KANSAS CITY, KANSAS (Reuters) - General Motors Co (GM.N) on Monday said it will invest $600 million at its assembly plant in Kansas City, Kansas, to build a new paint shop and make other upgrades.
The investment is part of the U.S. automaker’s previously announced plan to spend $1.5 billion on its North American plants this year, up from the $436 million last year. GM invests $8 billion annually on its operations globally.
GM Chief Executive Dan Akerson, speaking to hundreds of workers, and state and local officials at the plant, said the last four years at GM had been tough, but the automaker is now in a “renaissance.”
“The tide has turned,” he said, standing on the Fairfax Assembly Plant’s floor in front of Chevrolet Malibu and Buick LaCrosse sedans on the assembly line. “GM is back.”
Akerson declined to say whether a new vehicle would be added at the plant, but acknowledged “I don’t think we’d be investing this kind of money just to stand at the status quo.”
He also indicated GM would report strong fourth-quarter results next month and said he was optimistic about reaching agreement on a new labor deal with the IG Metall union in Germany.
Last week, Vice Chairman Steve Girsky said in a letter to employees that GM may close a German factory at its Opel subsidiary earlier than proposed. He also said restructuring talks with the union must be wrapped up in February.

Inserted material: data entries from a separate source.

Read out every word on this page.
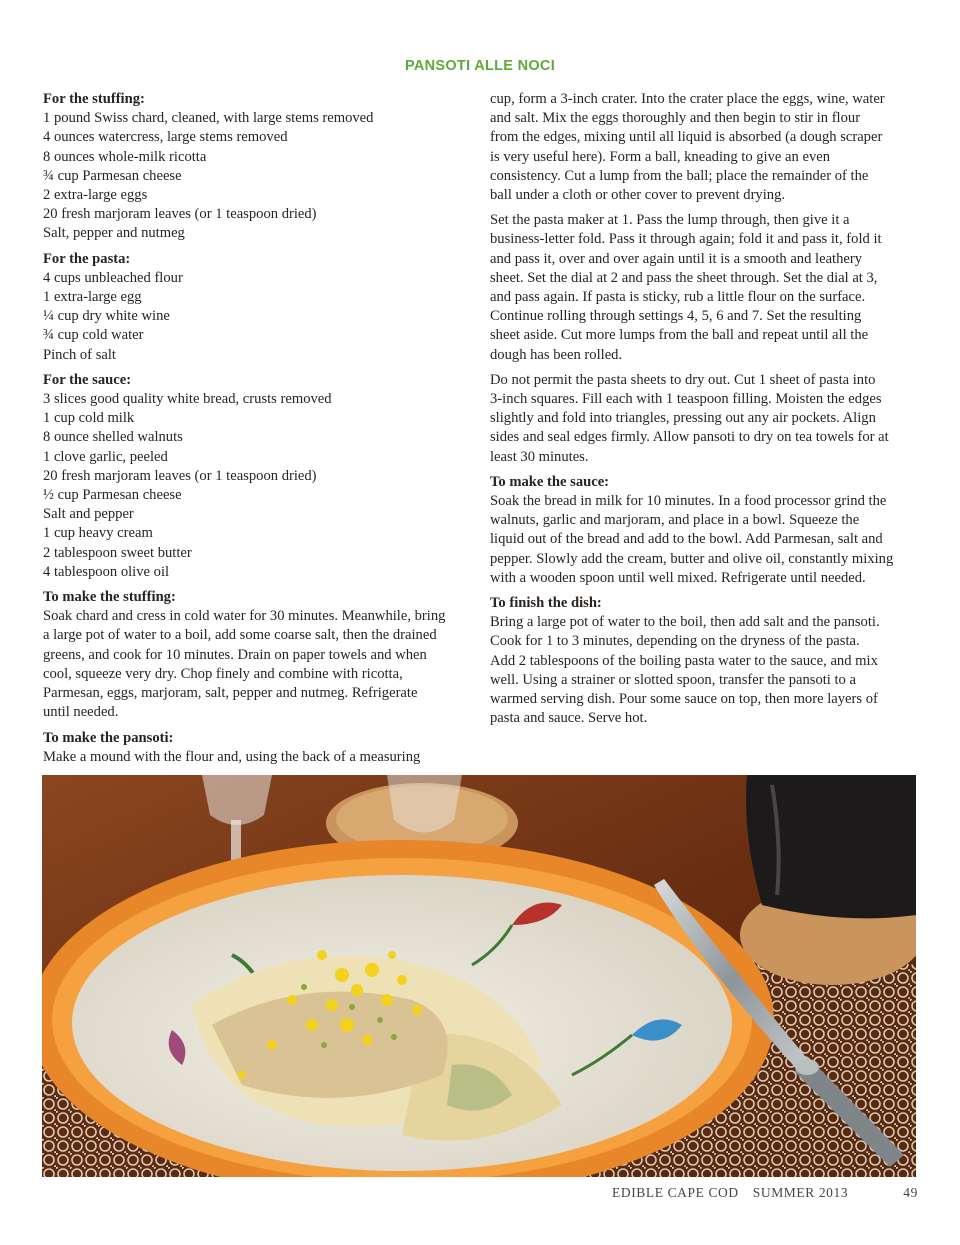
PANSOTI ALLE NOCI

For the stuffing:

1 pound Swiss chard, cleaned, with large stems removed

4 ounces watercress, large stems removed

8 ounces whole-milk ricotta

¾ cup Parmesan cheese

2 extra-large eggs

20 fresh marjoram leaves (or 1 teaspoon dried)

Salt, pepper and nutmeg

For the pasta:

4 cups unbleached flour

1 extra-large egg

¼ cup dry white wine

¾ cup cold water

Pinch of salt

For the sauce:

3 slices good quality white bread, crusts removed

1 cup cold milk

8 ounce shelled walnuts

1 clove garlic, peeled

20 fresh marjoram leaves (or 1 teaspoon dried)

½ cup Parmesan cheese

Salt and pepper

1 cup heavy cream

2 tablespoon sweet butter

4 tablespoon olive oil

To make the stuffing:

Soak chard and cress in cold water for 30 minutes. Meanwhile, bring

a large pot of water to a boil, add some coarse salt, then the drained

greens, and cook for 10 minutes. Drain on paper towels and when

cool, squeeze very dry. Chop finely and combine with ricotta,

Parmesan, eggs, marjoram, salt, pepper and nutmeg. Refrigerate

until needed.

To make the pansoti:

Make a mound with the flour and, using the back of a measuring

cup, form a 3-inch crater. Into the crater place the eggs, wine, water

and salt. Mix the eggs thoroughly and then begin to stir in flour

from the edges, mixing until all liquid is absorbed (a dough scraper

is very useful here). Form a ball, kneading to give an even

consistency. Cut a lump from the ball; place the remainder of the

ball under a cloth or other cover to prevent drying.

Set the pasta maker at 1. Pass the lump through, then give it a

business-letter fold. Pass it through again; fold it and pass it, fold it

and pass it, over and over again until it is a smooth and leathery

sheet. Set the dial at 2 and pass the sheet through. Set the dial at 3,

and pass again. If pasta is sticky, rub a little flour on the surface.

Continue rolling through settings 4, 5, 6 and 7. Set the resulting

sheet aside. Cut more lumps from the ball and repeat until all the

dough has been rolled.

Do not permit the pasta sheets to dry out. Cut 1 sheet of pasta into

3-inch squares. Fill each with 1 teaspoon filling. Moisten the edges

slightly and fold into triangles, pressing out any air pockets. Align

sides and seal edges firmly. Allow pansoti to dry on tea towels for at

least 30 minutes.

To make the sauce:

Soak the bread in milk for 10 minutes. In a food processor grind the

walnuts, garlic and marjoram, and place in a bowl. Squeeze the

liquid out of the bread and add to the bowl. Add Parmesan, salt and

pepper. Slowly add the cream, butter and olive oil, constantly mixing

with a wooden spoon until well mixed. Refrigerate until needed.

To finish the dish:

Bring a large pot of water to the boil, then add salt and the pansoti.

Cook for 1 to 3 minutes, depending on the dryness of the pasta.

Add 2 tablespoons of the boiling pasta water to the sauce, and mix

well. Using a strainer or slotted spoon, transfer the pansoti to a

warmed serving dish. Pour some sauce on top, then more layers of

pasta and sauce. Serve hot.

EDIBLE CAPE COD SUMMER 2013	49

Akerson said February is not a deadline, however. “It was an objective,” he told reporters. “I would say I am cautiously optimistic.”
The Detroit company said on Monday that production at the Kansas City plant will not be affected by the work over the next two years after it begins later this year. The work includes adding a 450,000-square-foot paint shop, installing a new stamping press and other upgrades, and is the company’s largest single plant investment since emerging from bankruptcy in July 2009.
The plant, which employs almost 3,900 people, built more than 283,000 cars last year, up from 279,117 in 2011.
GM, which has invested $10.2 billion in the North American market since its 2009 bankruptcy and $50 billion U.S. taxpayer-funded bailout, has said it will refresh 70 percent of its U.S. vehicle lineup in 2012 and 2013.
The new paint shop will occupy a new building and includes substantial technology upgrades, including up to 50-percent less energy use per vehicle and reduced emissions as well as reduced water use, GM said. The new stamping press will replace the current middle press used to create some of the structural reinforcements for vehicle body frames, and is expected to improve vehicle quality.